Unter Wartezeit versteht man in deutschen Sozialversicherungsrecht vor allem im Zusammenhang mit der gesetzlichen Rentenversicherung die Mindestzeit, die der Einzelne bei der Rentenversicherung versichert sein muss, um überhaupt Ansprüche an die Rentenversicherung stellen zu können.

Also kann man zur Wartezeit auch Mindestversicherungszeit sagen.

Die Wartezeiten der gesetzlichen Rentenversicherung sind von unterschiedlicher Dauer, je nach Art der Rente die beansprucht werden soll. Dabei gibt es noch die unterschiedlichen rentenrechtlichen Zeiten wie beispielsweise die Zurechnungszeiten.

Wartezeit für die Regelaltersrente

Die Wartezeit für die Regelaltersrente, Erwerbsminderungsrenten und Witwen- und Waisenrenten beträgt fünf Jahre. Dabei werden Beitragszeiten, Ersatzzeiten und zusätzliche Wartezeitmonate angerechnet.
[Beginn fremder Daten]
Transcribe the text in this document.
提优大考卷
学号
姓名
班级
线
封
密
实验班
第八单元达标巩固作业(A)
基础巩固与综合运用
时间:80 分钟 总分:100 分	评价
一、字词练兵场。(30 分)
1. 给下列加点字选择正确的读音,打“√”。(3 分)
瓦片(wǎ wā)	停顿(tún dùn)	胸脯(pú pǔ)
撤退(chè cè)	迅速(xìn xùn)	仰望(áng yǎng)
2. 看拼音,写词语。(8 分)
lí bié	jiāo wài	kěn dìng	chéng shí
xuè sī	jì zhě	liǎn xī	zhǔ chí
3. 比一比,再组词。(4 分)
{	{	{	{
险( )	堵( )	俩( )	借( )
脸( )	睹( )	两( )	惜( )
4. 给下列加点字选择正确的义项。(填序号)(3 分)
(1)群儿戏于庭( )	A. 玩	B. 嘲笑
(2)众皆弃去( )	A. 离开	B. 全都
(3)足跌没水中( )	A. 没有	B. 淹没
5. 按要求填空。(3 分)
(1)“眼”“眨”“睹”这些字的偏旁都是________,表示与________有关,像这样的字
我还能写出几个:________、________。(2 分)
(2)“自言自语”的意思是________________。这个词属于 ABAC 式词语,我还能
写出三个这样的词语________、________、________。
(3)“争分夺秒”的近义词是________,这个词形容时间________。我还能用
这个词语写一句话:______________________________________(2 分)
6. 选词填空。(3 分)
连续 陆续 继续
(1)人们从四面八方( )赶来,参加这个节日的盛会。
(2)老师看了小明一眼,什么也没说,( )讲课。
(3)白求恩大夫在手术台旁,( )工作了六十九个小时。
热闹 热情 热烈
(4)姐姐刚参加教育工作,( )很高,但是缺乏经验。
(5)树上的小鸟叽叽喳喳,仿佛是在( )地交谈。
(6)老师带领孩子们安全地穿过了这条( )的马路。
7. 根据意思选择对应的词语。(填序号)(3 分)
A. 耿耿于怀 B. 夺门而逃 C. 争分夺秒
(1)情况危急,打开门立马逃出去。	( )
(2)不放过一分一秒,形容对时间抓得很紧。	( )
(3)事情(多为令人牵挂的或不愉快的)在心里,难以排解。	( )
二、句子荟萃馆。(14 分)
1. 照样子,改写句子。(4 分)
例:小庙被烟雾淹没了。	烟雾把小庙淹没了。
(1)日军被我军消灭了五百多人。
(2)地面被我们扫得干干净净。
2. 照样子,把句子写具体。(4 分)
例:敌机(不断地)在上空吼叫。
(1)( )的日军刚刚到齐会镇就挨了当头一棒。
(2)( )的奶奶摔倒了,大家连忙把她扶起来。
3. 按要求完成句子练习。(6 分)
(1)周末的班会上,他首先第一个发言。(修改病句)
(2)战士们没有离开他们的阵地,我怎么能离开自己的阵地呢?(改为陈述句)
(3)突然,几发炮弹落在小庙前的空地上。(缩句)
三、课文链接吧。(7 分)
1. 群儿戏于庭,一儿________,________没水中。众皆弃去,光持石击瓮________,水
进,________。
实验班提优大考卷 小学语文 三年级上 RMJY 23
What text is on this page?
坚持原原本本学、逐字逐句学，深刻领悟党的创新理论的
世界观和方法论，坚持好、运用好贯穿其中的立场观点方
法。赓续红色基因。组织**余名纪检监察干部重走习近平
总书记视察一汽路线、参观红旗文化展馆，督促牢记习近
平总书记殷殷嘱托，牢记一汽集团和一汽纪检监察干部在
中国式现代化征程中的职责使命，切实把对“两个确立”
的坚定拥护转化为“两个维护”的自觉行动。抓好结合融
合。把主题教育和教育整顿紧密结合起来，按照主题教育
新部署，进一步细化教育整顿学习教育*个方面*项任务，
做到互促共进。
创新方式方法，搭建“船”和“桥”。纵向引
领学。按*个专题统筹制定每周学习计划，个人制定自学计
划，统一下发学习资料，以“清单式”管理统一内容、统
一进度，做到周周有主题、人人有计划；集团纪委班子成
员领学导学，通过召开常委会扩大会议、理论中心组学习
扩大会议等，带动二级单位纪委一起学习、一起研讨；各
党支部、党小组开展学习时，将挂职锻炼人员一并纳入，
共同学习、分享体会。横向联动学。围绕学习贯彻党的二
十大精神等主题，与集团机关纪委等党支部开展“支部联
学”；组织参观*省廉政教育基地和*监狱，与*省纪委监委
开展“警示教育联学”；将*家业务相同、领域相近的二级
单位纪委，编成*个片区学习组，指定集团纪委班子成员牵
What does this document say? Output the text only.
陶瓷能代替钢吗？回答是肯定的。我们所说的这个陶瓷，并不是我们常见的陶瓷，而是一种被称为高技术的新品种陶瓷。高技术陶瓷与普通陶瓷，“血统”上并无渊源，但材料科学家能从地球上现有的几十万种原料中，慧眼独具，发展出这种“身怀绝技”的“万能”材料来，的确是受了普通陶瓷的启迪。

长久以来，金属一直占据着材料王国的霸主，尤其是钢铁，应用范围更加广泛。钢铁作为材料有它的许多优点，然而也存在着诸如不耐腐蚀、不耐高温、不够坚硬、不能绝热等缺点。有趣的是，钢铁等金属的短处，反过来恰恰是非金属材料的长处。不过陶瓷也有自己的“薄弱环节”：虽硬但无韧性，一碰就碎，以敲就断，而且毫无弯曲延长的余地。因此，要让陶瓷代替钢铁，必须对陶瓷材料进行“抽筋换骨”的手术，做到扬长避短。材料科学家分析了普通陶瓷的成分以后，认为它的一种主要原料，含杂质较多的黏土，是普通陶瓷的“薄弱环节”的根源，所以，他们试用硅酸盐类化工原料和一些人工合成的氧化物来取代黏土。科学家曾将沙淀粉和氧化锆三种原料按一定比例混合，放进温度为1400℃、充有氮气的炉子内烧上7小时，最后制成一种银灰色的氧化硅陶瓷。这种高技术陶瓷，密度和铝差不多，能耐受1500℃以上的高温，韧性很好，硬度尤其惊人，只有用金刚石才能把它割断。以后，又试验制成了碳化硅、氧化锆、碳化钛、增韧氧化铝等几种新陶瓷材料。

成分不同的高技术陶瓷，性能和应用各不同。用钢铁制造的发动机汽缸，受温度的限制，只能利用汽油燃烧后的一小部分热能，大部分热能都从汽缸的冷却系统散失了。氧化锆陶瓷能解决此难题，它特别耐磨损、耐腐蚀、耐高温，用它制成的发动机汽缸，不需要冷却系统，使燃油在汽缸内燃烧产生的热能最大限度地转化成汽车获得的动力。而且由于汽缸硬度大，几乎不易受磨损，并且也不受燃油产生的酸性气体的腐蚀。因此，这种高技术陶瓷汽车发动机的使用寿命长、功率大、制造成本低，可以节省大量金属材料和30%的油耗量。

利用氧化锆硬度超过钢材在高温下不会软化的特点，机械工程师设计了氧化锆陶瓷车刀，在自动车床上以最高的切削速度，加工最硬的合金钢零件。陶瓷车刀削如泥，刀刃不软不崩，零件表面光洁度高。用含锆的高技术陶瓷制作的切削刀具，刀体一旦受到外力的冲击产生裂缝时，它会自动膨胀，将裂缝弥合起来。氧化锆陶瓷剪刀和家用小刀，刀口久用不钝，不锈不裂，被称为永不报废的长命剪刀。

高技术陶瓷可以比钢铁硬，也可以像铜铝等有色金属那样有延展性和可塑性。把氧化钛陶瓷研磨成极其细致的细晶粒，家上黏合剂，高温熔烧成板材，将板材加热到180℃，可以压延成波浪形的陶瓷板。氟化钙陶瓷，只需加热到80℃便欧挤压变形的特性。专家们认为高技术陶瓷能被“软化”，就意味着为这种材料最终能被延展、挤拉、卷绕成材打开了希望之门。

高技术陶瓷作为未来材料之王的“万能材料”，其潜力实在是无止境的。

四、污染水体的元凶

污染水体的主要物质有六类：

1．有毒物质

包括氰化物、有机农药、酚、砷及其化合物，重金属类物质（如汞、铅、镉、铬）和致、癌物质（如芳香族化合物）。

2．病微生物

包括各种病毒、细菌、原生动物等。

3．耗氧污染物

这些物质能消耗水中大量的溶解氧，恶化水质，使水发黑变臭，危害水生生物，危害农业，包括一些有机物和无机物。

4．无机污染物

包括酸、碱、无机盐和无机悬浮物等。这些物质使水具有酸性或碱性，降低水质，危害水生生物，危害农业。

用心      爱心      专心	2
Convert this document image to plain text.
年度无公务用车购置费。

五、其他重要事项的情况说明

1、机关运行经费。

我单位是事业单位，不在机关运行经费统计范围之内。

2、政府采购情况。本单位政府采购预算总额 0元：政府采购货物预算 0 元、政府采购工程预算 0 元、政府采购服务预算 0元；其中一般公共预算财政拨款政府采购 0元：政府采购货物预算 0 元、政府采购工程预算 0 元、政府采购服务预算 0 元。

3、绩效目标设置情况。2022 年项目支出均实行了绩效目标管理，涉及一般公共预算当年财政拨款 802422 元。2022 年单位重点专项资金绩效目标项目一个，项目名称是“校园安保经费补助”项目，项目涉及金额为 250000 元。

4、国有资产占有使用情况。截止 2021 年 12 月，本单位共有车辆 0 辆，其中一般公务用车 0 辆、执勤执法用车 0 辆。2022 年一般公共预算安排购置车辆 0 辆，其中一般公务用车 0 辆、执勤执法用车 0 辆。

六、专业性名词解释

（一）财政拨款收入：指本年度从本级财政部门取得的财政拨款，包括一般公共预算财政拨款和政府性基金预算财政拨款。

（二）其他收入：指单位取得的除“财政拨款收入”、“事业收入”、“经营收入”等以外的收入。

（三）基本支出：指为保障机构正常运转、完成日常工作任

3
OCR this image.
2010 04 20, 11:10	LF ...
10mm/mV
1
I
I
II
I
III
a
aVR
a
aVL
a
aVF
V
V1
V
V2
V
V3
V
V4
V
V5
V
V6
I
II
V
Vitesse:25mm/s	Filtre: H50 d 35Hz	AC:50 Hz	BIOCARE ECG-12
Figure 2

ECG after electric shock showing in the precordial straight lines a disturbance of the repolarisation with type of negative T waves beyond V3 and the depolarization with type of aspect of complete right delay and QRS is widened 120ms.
Wartezeit für die Altersrente für Frauen

Die Wartezeit für die Altersrente für Frauen, Altersrente wegen Arbeitslosigkeit oder nach Altersteilzeit beträgt 15 Jahre. Wie bei der Wartezeit für die Altersrente werden die unterschiedlichen rentenwirksame Zeiten berücksichtigt.

Wartezeit für Renten wegen voller Erwerbsminderung

Die Wartezeit für Rente wegen voller Erwerbsminderung beträgt 25 Jahre. Dies gilt nur dann, wenn die allgemeine Wartezeit von 5 Jahren vor dem Eintritt der Erwerbsminderung noch nicht erfüllt ist. Auch für Bergleute gelten die 25 Jahre Wartezeit. Anrechnungen erfolgen wie bei der Wartezeit von 15 Jahren

Wartezeit für Altersrente für langjährig Versicherte und Schwerbehinderte

Die Wartezeit für die Altersrente für langjährige Versicherte beträgt 35 Jahre. Wie bereits bei den anderen Wartezeiten werden die Anrechnungen auf die Wartezeit vorgenommen.